Historiquement, Kelley a toujours semblé vivre une relation d’amour/haine avec les sujets de société : ses séries sont construites autour d’un seul postulat, celui qui permettra d’aborder un maximum de thèmes en les intellectualisant, et en les confinant à l’absurde dans le même temps. Pour cela, il choisit un cadre confortable, protégé, au sein duquel il peut s’ébattre et s’adonner à son petit jeu de joutes d’idées et de répliques cinglantes. Mais ses séries souffrent précisément, sur le long terme, de la façon dont elle sont conçues : à trop chercher à disserter impertinemment sur mille choses, l’exercice devient à la fois ridicule et conventionnel.
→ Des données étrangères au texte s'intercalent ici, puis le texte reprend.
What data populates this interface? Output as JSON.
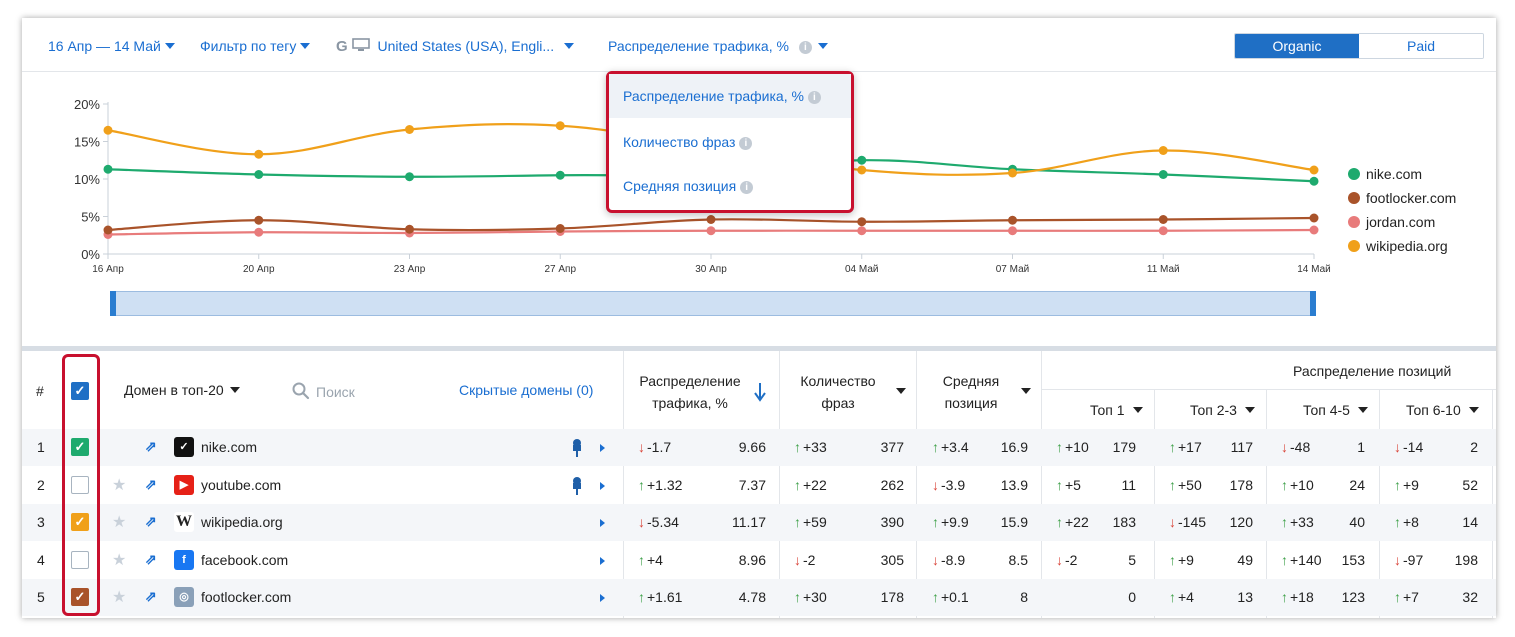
{
  "toolbar": {
    "date_range": "16 Апр — 14 Май",
    "tag_filter": "Фильтр по тегу",
    "region": "United States (USA), Engli...",
    "metric": "Распределение трафика, %",
    "organic": "Organic",
    "paid": "Paid"
  },
  "dropdown": {
    "items": [
      "Распределение трафика, %",
      "Количество фраз",
      "Средняя позиция"
    ]
  },
  "chart_data": {
    "type": "line",
    "x": [
      "16 Апр",
      "20 Апр",
      "23 Апр",
      "27 Апр",
      "30 Апр",
      "04 Май",
      "07 Май",
      "11 Май",
      "14 Май"
    ],
    "ylim": [
      0,
      20
    ],
    "yticks": [
      "0%",
      "5%",
      "10%",
      "15%",
      "20%"
    ],
    "grid": false,
    "legend_position": "right",
    "series": [
      {
        "name": "nike.com",
        "color": "#1eaa6e",
        "values": [
          11.3,
          10.6,
          10.3,
          10.5,
          10.7,
          12.5,
          11.3,
          10.6,
          9.7
        ]
      },
      {
        "name": "footlocker.com",
        "color": "#a9532a",
        "values": [
          3.2,
          4.5,
          3.3,
          3.4,
          4.6,
          4.3,
          4.5,
          4.6,
          4.8
        ]
      },
      {
        "name": "jordan.com",
        "color": "#e87b7b",
        "values": [
          2.6,
          2.9,
          2.8,
          3.0,
          3.1,
          3.1,
          3.1,
          3.1,
          3.2
        ]
      },
      {
        "name": "wikipedia.org",
        "color": "#f0a01a",
        "values": [
          16.5,
          13.3,
          16.6,
          17.1,
          14.2,
          11.2,
          10.8,
          13.8,
          11.2
        ]
      }
    ]
  },
  "table": {
    "headers": {
      "num": "#",
      "domain": "Домен в топ-20",
      "search": "Поиск",
      "hidden": "Скрытые домены (0)",
      "traffic_1": "Распределение",
      "traffic_2": "трафика, %",
      "phrases_1": "Количество",
      "phrases_2": "фраз",
      "avgpos_1": "Средняя",
      "avgpos_2": "позиция",
      "dist": "Распределение позиций",
      "top1": "Топ 1",
      "top23": "Топ 2-3",
      "top45": "Топ 4-5",
      "top610": "Топ 6-10"
    },
    "rows": [
      {
        "num": "1",
        "domain": "nike.com",
        "checked": true,
        "check_color": "#1eaa6e",
        "traffic_d": "-1.7",
        "traffic_dir": "dn",
        "traffic": "9.66",
        "phr_d": "+33",
        "phr_dir": "up",
        "phr": "377",
        "pos_d": "+3.4",
        "pos_dir": "up",
        "pos": "16.9",
        "t1_d": "+10",
        "t1_dir": "up",
        "t1": "179",
        "t23_d": "+17",
        "t23_dir": "up",
        "t23": "117",
        "t45_d": "-48",
        "t45_dir": "dn",
        "t45": "1",
        "t610_d": "-14",
        "t610_dir": "dn",
        "t610": "2"
      },
      {
        "num": "2",
        "domain": "youtube.com",
        "checked": false,
        "check_color": "",
        "traffic_d": "+1.32",
        "traffic_dir": "up",
        "traffic": "7.37",
        "phr_d": "+22",
        "phr_dir": "up",
        "phr": "262",
        "pos_d": "-3.9",
        "pos_dir": "dn",
        "pos": "13.9",
        "t1_d": "+5",
        "t1_dir": "up",
        "t1": "11",
        "t23_d": "+50",
        "t23_dir": "up",
        "t23": "178",
        "t45_d": "+10",
        "t45_dir": "up",
        "t45": "24",
        "t610_d": "+9",
        "t610_dir": "up",
        "t610": "52"
      },
      {
        "num": "3",
        "domain": "wikipedia.org",
        "checked": true,
        "check_color": "#f0a01a",
        "traffic_d": "-5.34",
        "traffic_dir": "dn",
        "traffic": "11.17",
        "phr_d": "+59",
        "phr_dir": "up",
        "phr": "390",
        "pos_d": "+9.9",
        "pos_dir": "up",
        "pos": "15.9",
        "t1_d": "+22",
        "t1_dir": "up",
        "t1": "183",
        "t23_d": "-145",
        "t23_dir": "dn",
        "t23": "120",
        "t45_d": "+33",
        "t45_dir": "up",
        "t45": "40",
        "t610_d": "+8",
        "t610_dir": "up",
        "t610": "14"
      },
      {
        "num": "4",
        "domain": "facebook.com",
        "checked": false,
        "check_color": "",
        "traffic_d": "+4",
        "traffic_dir": "up",
        "traffic": "8.96",
        "phr_d": "-2",
        "phr_dir": "dn",
        "phr": "305",
        "pos_d": "-8.9",
        "pos_dir": "dn",
        "pos": "8.5",
        "t1_d": "-2",
        "t1_dir": "dn",
        "t1": "5",
        "t23_d": "+9",
        "t23_dir": "up",
        "t23": "49",
        "t45_d": "+140",
        "t45_dir": "up",
        "t45": "153",
        "t610_d": "-97",
        "t610_dir": "dn",
        "t610": "198"
      },
      {
        "num": "5",
        "domain": "footlocker.com",
        "checked": true,
        "check_color": "#a9532a",
        "traffic_d": "+1.61",
        "traffic_dir": "up",
        "traffic": "4.78",
        "phr_d": "+30",
        "phr_dir": "up",
        "phr": "178",
        "pos_d": "+0.1",
        "pos_dir": "up",
        "pos": "8",
        "t1_d": "",
        "t1_dir": "",
        "t1": "0",
        "t23_d": "+4",
        "t23_dir": "up",
        "t23": "13",
        "t45_d": "+18",
        "t45_dir": "up",
        "t45": "123",
        "t610_d": "+7",
        "t610_dir": "up",
        "t610": "32"
      }
    ]
  }
}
Il devient difficile de se heurter à la réalité du monde que Kelley cherche à commenter, quand il enferme ses personnages dans des tours d’ivoire clownesques ! Plus que la « Kelleyrisation » de leur cast, c’est ce qui perd systématiquement ces séries : une évolution vers une déconnexion du réel, alors que l’idée de départ était de se confronter à des sujets sensibles et/ou polémiques pour en décortiquer les tenants et les aboutissants.

Chaque fois que Kelley se lance dans une série (et qu’elle survit à la dure loi des annulations prématurées), on retrouve ce même vœu pieu. Et on attend de voir combien de temps les bonnes résolutions vont durer.
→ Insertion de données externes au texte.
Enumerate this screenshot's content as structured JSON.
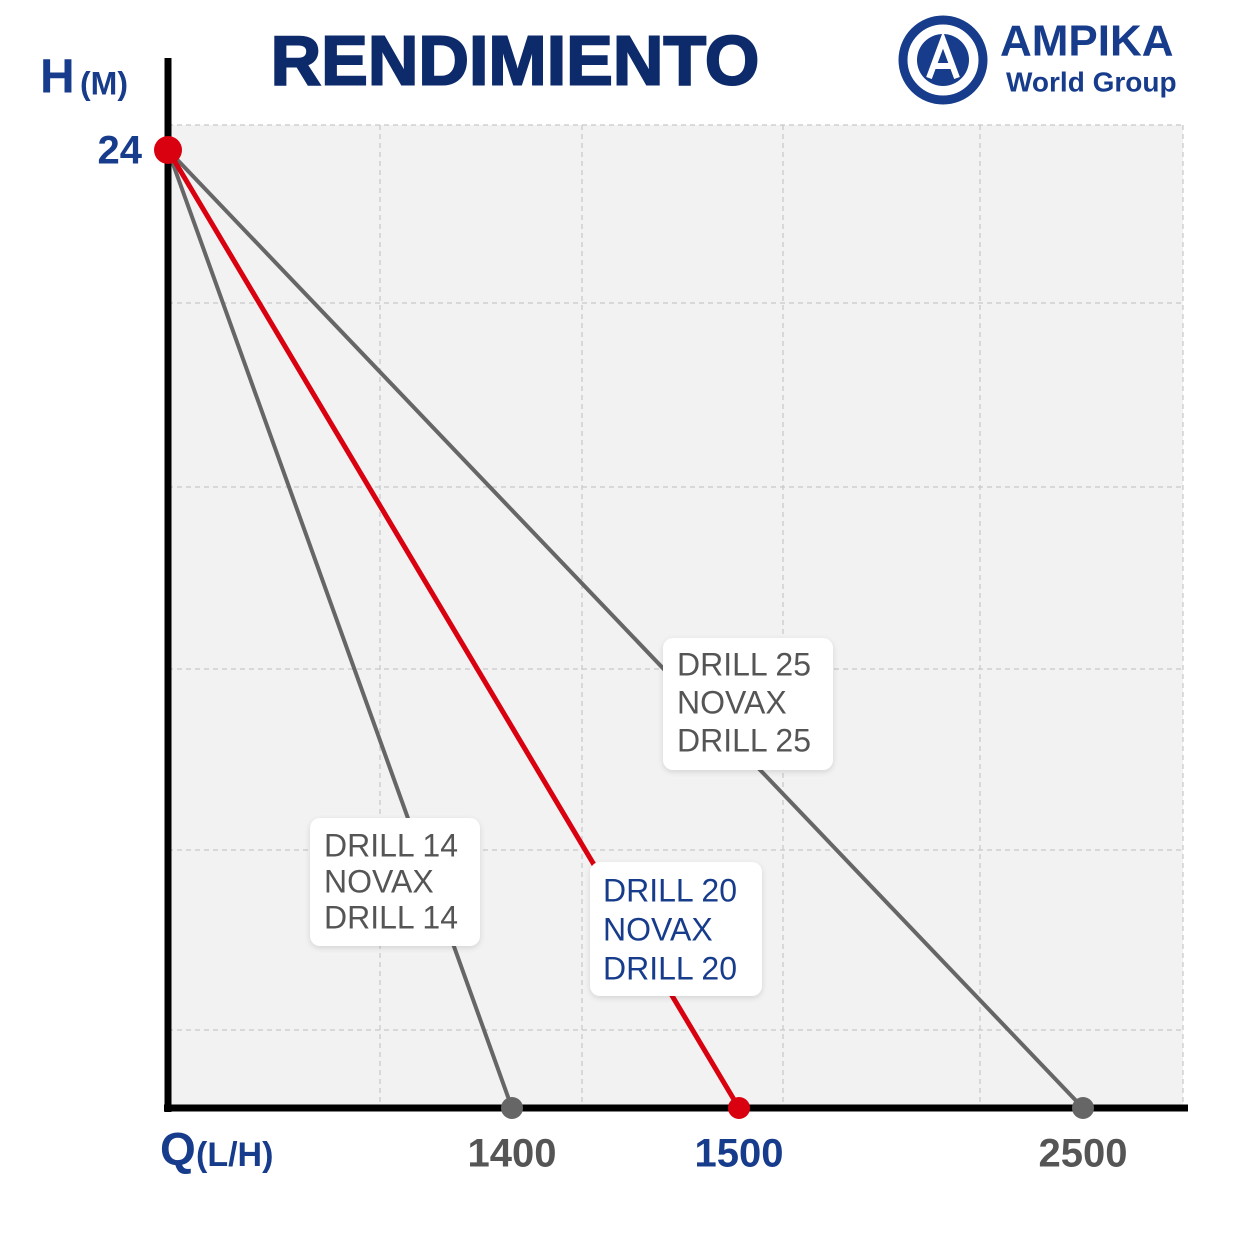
{
  "header": {
    "title": "RENDIMIENTO",
    "logo": {
      "name": "AMPIKA",
      "tagline": "World Group"
    }
  },
  "y_axis": {
    "label": "H",
    "unit": "(M)",
    "max": "24"
  },
  "x_axis": {
    "label": "Q",
    "unit": "(L/H)",
    "ends": [
      "1400",
      "1500",
      "2500"
    ]
  },
  "curves": [
    {
      "lines": [
        "DRILL 14",
        "NOVAX",
        "DRILL 14"
      ]
    },
    {
      "lines": [
        "DRILL 20",
        "NOVAX",
        "DRILL 20"
      ]
    },
    {
      "lines": [
        "DRILL 25",
        "NOVAX",
        "DRILL 25"
      ]
    }
  ]
}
Mais cette fois, c’est promis : ce sera différent. Harry’s Law est une tentative de sortir du schéma habituel tout en exploitant ce qui a fait le succès de Kelley. Et surtout, Harry’s Law transpire l’humilité. Une humilité qui ne passe pas par l’auto-flagellation (qui serait pourtant tentante), mais qui s’exprime simplement par un aveu honnête des limites du système Kelley, et des tentatives pour en sortir.
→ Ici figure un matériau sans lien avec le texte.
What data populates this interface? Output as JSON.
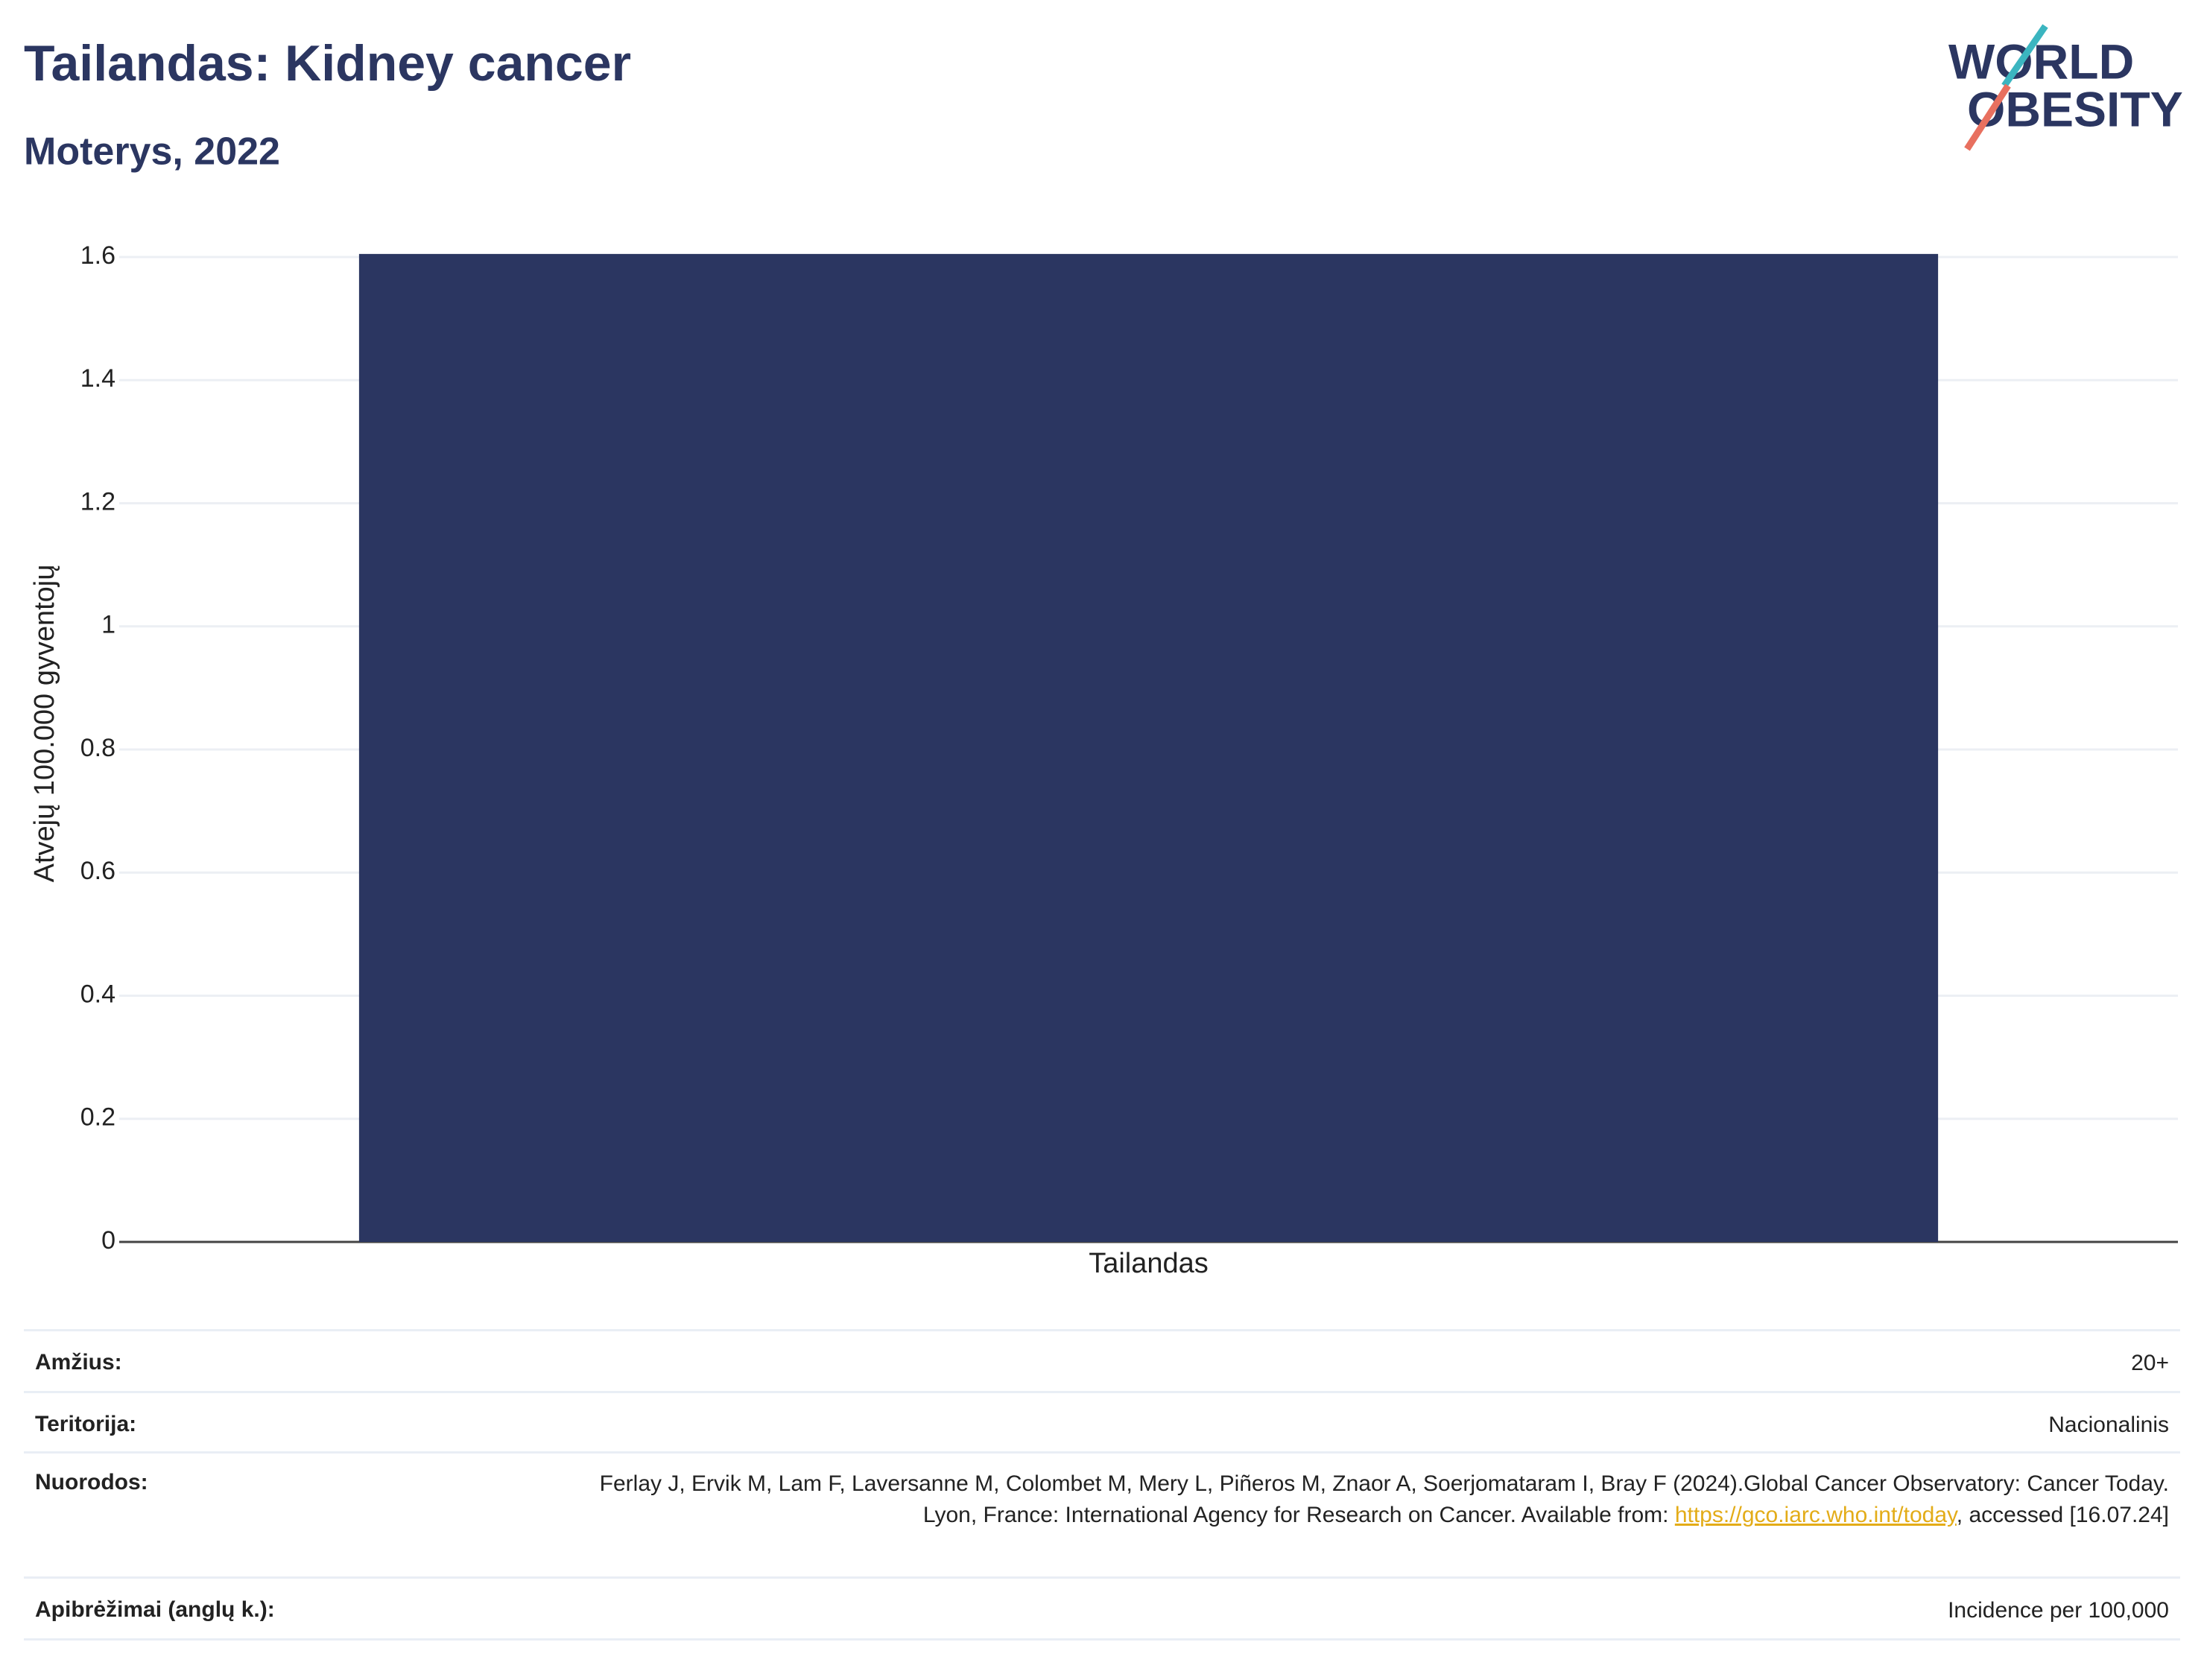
{
  "chart_data": {
    "type": "bar",
    "title": "Tailandas: Kidney cancer",
    "subtitle": "Moterys, 2022",
    "y_label": "Atvejų 100.000 gyventojų",
    "categories": [
      "Tailandas"
    ],
    "values": [
      1.605
    ],
    "color": "#2b3661",
    "ylim": [
      0,
      1.7
    ],
    "yticks": [
      0,
      0.2,
      0.4,
      0.6,
      0.8,
      1,
      1.2,
      1.4,
      1.6
    ],
    "grid": true
  },
  "logo": {
    "line1": "WORLD",
    "line2": "OBESITY"
  },
  "table": {
    "rows": [
      {
        "label": "Amžius:",
        "value": "20+"
      },
      {
        "label": "Teritorija:",
        "value": "Nacionalinis"
      },
      {
        "label": "Nuorodos:",
        "value": "Ferlay J, Ervik M, Lam F, Laversanne M, Colombet M, Mery L, Piñeros M, Znaor A, Soerjomataram I, Bray F (2024).Global Cancer Observatory: Cancer Today. Lyon, France: International Agency for Research on Cancer. Available from:",
        "link": "https://gco.iarc.who.int/today",
        "value_end": ", accessed [16.07.24]"
      },
      {
        "label": "Apibrėžimai (anglų k.):",
        "value": "Incidence per 100,000"
      }
    ]
  }
}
Kelley/Korn : même combat.
Les deux se retrouvent dans une situation dans laquelle, malgré leur expérience et leur assurance, ils manquent de repères. Kelley tente de se frotter à des réalités que jusque là il avait peu voire pas abordées, et des thèmes qu’il avait laissés sans discuter à la concurrence, comme la question des quartiers et les thématiques attenantes de violence, de pauvreté et de gangs. Le monde parfait de Kelley n’envisageait ces choses que de façon lointaine, quand il fallait défendre un dealer ou se débarrasser d’un personnage. Le reste du temps, tout n’était qu’idées : comment empêcher un jeune venu d’un quartier défavorisé de sortir du système scolaire ? Comment juger quelqu’un qui n’a connu que la rue ? Belles idées bien propres en vérité, avec lesquelles il était facile de jouer pour construire des intrigues, sans pour autant réellement se mettre en danger.

Cette fois, en ancrant l’action de Harry’s Law dans un de ces quartiers, en plongeant ses personnages dans des violences quasi-quotidiennes et des problèmes plus difficiles à éviter en détournant les yeux, Kelley s’oblige à aborder des questions jusqu’alors soigneusement désincarnées. Et utilise le personnage d’Harriet avant tout pour dire combien il est désemparé devant des problématiques à distance desquelles il s’était soigneusement tenu jusqu’alors.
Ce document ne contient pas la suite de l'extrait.